As of Saturday morning, The Boy had not given Middle his $7 yet, but Middle had been given $20 by Grandma to cover the cost of gas. So Middle asked Sweetie to break a $20 for her and explained how it all came about and also apparently said that The Boy had not yet given her the $7. (I'm a little unclear on the details of the fight's inception, because I was upstairs collecting potatoes.)
Sweetie had then allowed Middle to keep $17 of the $20, and given $3 to The Boy, doing the math quickly and coming up with the correct result -- The Boy was entitled, she said, to 1/2 the $20, less the $7 he should contribute for gas.
That caused Middle to begin complaining, loudly, about things in this order: (1) The Boy never had to pay for anything (2) as usual, she was paying for everything, (3) The Boy is spoiled, and (4) How come The Boy can yell at Mom all he wants while every time SHE yells at Mom she's in trouble.
That last one was a newcomer brought about when I got into the action and told her not to yell at her Mom.
While Middle was having her Complain-A-Thon, Oldest was throwing in little comments here and there and The Boy was getting mad, too. I'm not sure what The Boy was getting mad about; I think he was mad about not really having anything to get mad about. His complaints were, in order (1) Why is everybody mad at him, and (2) What did he do and (3) He gets in trouble more than Middle, so shut up.

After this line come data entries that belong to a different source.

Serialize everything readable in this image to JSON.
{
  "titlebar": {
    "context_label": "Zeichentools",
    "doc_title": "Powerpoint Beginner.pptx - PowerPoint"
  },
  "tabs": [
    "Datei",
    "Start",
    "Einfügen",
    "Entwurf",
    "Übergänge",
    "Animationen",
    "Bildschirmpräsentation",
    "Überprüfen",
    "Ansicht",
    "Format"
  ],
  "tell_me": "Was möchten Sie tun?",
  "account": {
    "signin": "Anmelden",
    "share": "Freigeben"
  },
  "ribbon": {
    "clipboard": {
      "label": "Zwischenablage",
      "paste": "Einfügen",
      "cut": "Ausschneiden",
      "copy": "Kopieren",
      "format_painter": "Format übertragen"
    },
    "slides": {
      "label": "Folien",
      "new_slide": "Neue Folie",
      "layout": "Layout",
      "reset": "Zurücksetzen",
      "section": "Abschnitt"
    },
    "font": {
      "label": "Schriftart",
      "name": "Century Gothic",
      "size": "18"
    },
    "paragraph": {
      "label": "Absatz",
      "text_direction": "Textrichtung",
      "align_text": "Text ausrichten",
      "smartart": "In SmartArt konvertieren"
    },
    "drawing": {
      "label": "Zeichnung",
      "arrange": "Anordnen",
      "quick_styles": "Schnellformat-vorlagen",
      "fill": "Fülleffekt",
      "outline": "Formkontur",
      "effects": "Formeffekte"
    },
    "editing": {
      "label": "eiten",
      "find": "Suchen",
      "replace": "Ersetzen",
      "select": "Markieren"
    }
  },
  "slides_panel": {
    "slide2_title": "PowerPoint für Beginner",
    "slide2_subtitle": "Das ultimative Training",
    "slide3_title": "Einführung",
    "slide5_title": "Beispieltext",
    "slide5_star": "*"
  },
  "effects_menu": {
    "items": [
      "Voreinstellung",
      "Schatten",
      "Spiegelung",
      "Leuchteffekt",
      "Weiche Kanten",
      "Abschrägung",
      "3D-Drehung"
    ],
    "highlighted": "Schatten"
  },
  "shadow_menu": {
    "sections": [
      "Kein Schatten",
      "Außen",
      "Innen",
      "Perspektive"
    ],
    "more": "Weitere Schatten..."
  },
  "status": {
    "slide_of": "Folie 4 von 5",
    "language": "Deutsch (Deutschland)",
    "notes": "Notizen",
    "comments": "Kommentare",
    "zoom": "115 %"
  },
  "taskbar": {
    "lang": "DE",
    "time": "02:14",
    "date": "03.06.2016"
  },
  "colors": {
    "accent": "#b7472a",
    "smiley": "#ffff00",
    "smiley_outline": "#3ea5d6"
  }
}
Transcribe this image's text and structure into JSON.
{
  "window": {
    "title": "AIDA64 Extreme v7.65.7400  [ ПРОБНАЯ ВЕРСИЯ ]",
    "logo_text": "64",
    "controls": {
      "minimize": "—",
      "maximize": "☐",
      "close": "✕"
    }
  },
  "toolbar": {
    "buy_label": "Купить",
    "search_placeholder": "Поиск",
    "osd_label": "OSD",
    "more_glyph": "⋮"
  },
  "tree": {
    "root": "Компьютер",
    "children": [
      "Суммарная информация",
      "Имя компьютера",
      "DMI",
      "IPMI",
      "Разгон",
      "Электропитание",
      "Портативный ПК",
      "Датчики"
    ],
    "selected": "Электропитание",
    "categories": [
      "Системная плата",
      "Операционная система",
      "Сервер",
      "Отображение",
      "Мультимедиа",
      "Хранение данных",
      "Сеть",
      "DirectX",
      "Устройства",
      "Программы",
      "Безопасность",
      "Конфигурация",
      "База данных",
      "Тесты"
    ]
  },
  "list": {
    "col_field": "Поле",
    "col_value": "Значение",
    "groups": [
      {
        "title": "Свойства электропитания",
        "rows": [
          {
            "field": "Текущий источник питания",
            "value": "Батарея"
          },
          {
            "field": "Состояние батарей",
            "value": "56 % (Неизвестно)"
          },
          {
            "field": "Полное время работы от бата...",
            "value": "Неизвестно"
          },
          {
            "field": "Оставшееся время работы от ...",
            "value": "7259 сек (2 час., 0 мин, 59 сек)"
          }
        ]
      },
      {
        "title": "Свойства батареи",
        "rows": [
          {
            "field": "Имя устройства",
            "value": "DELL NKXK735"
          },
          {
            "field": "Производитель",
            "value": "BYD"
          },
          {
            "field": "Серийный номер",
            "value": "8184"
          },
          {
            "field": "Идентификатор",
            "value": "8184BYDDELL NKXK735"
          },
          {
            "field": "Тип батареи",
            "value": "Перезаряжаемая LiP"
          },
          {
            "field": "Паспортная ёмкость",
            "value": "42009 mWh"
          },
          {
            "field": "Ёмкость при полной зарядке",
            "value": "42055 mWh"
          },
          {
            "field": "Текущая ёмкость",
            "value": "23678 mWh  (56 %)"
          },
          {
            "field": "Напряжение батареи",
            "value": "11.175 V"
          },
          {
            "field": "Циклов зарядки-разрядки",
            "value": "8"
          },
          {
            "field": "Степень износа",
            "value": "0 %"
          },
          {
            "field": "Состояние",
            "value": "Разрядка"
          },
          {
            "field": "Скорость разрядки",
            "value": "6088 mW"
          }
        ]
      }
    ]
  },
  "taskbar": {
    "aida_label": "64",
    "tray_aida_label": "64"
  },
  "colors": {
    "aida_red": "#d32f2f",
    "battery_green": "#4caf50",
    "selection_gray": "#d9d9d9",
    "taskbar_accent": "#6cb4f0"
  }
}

Even though the problem really wasn't the division of the $20, we thought it was because Middle kept alternating between "I'm getting ripped off" and "Why can't I yell at Mom?" so I set up my first ever Thanksgiving Pageant, which we can call "The Gift of the Grandma." It starred The Boy as The Boy, Middle as Middle, Oldest as Grandma-With-$20, and Sweetie as "Gas Station Attendant Who Middle Pays $14 for Gas." This pageant told the Magical Thanksgiving Story of "Why The Boy Should Not Have to Pay $7 and Should Get $3 from the $20 Grandma Gave."
As they acted it out, we were supposed to show Middle how it worked that The Boy would get $3 and not pay her, but we ran into snags because Oldest wasn't sure where she should come in, the Babies! wanted to throw things at the Pageant, and Sweetie didn't have the proper cash to actually make change, resulting in us having to pretend that $7 was, at times, $10, $7, $20, and, for all I know, the Christmas Star. But in the end, the Pageant was performed, chairs were uprighted, turkeys were cooked to a point where they were safe to eat, and Middle learned, as we all did, a valuable lesson, which she summed up at this:
I still don't see why The Boy can yell at Mom anytime he wants and I get in trouble just for yelling at her once.
Words we can all live by in this holiday season.